Okay, so we could bind a function for the "slideChange" event to the root carousel DOM element and then have that element triggered by the slideChange function (with data including the old and new slide IDs, plus whether this is the first slide or the last slide in the list - so that the previous/next arrows know whether to hide themselves).


But why do we have to use the root carousel element at all?


We don't. What about this:


$('.carousel-tool').trigger('slideChange.' + myCarouselID, {...slide change data...});


And in the set-up for each tool we can have this:


$(this).bind('slideChange. + myCarouselID, function(e, data) {
  var me = $(this);
  ... process the slideChange event
});


And in the HTML every tool has a "carousel-tool" class. If we do this we are completely encapsulating the actions of the tools. The slideChange function can reference every tool, without actually having to know who they are.


This uses the custom event namespacing feature available in jQuery to ensure that only the tools that belong to a specific carousel have the event triggered when that carousel slide changes. You could namespace the HTML class but that's less efficient in some respects.

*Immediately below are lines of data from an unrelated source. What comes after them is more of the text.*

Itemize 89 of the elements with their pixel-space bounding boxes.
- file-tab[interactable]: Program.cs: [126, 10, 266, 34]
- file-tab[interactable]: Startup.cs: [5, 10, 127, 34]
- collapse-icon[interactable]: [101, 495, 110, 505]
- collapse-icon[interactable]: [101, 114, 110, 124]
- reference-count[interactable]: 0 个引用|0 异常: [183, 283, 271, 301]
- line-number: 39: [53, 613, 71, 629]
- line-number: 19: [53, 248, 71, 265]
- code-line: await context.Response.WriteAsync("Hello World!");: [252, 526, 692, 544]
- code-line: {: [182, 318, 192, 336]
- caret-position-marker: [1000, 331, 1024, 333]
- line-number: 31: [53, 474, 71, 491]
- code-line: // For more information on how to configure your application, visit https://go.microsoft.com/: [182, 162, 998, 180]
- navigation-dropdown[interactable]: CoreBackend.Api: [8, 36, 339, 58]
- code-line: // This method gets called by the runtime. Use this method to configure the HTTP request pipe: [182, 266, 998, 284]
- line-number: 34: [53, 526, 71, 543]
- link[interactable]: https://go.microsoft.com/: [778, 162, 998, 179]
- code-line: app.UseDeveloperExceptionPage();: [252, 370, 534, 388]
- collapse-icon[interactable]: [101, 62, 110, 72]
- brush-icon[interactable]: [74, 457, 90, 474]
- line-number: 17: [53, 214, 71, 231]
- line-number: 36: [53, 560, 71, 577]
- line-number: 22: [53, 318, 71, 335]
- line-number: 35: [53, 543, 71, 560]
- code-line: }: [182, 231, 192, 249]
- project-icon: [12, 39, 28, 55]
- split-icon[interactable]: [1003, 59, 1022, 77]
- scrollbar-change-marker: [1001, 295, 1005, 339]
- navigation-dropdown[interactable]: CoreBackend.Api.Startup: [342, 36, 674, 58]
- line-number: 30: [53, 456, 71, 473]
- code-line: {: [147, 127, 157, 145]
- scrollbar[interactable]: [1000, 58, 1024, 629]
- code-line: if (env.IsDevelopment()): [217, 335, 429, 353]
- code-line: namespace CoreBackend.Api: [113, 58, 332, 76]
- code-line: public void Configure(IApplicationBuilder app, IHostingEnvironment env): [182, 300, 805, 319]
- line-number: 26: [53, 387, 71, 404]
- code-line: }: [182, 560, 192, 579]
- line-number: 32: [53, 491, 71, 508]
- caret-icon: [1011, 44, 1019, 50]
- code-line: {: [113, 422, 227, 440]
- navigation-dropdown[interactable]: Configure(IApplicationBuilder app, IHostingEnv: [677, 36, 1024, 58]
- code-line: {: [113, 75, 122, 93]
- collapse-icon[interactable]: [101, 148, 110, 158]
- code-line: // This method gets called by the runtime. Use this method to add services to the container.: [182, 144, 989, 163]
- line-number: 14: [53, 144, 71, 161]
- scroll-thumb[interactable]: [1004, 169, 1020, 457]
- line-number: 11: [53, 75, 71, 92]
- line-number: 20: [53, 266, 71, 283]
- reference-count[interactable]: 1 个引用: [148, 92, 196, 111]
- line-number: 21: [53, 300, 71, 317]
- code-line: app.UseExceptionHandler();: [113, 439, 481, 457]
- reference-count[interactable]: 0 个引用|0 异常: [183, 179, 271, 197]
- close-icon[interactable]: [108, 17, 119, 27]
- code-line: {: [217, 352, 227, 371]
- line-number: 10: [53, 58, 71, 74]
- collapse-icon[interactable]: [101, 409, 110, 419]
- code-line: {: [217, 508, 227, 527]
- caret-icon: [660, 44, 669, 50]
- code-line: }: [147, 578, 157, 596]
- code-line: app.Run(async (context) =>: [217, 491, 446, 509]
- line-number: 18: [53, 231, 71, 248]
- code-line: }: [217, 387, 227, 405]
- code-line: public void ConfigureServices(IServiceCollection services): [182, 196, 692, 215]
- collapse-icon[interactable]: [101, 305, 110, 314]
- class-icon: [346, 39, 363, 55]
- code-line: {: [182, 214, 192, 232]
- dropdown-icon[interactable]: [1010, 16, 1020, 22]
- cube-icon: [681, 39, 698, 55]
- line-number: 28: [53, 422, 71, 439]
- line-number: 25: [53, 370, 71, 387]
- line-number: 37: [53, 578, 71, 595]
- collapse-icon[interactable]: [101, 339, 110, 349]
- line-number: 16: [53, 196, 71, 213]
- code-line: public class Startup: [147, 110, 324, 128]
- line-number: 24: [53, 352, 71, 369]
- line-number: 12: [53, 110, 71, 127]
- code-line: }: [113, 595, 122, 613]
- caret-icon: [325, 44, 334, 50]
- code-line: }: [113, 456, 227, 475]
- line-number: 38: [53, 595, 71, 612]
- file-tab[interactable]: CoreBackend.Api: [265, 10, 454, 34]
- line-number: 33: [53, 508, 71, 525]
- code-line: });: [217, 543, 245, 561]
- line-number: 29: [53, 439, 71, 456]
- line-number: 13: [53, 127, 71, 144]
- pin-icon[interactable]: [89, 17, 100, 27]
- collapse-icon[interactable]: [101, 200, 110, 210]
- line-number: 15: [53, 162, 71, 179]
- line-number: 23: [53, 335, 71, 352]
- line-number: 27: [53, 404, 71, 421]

Or you could modify the trigger line:


$('#' + myCarouselID).find('.carousel-tool').trigger('slideChange', {...slide change data...});


Actually this is probably the most efficient option even if it's not the most elegant, and note you wouldn't use the namespacing in the binding either if you do it this way.


In case you think that's an odd way to do the selection process, it's quicker to have the single $('#id') search on its own and then do a find() from there, than it is to combine to two. (See http://24ways.org/2011/your-jquery-now-with-less-suck.)


So there you are: how to do publish/subscribe properly with jQuery. (In my opinion.)


UPDATE: One caveat, the events propagate up through the DOM tree, which means that if you have a handler for a custom event higher up the tree it will get called as many times as there are handlers lower down the tree. You can avoid this using the e.stopPropagation() method.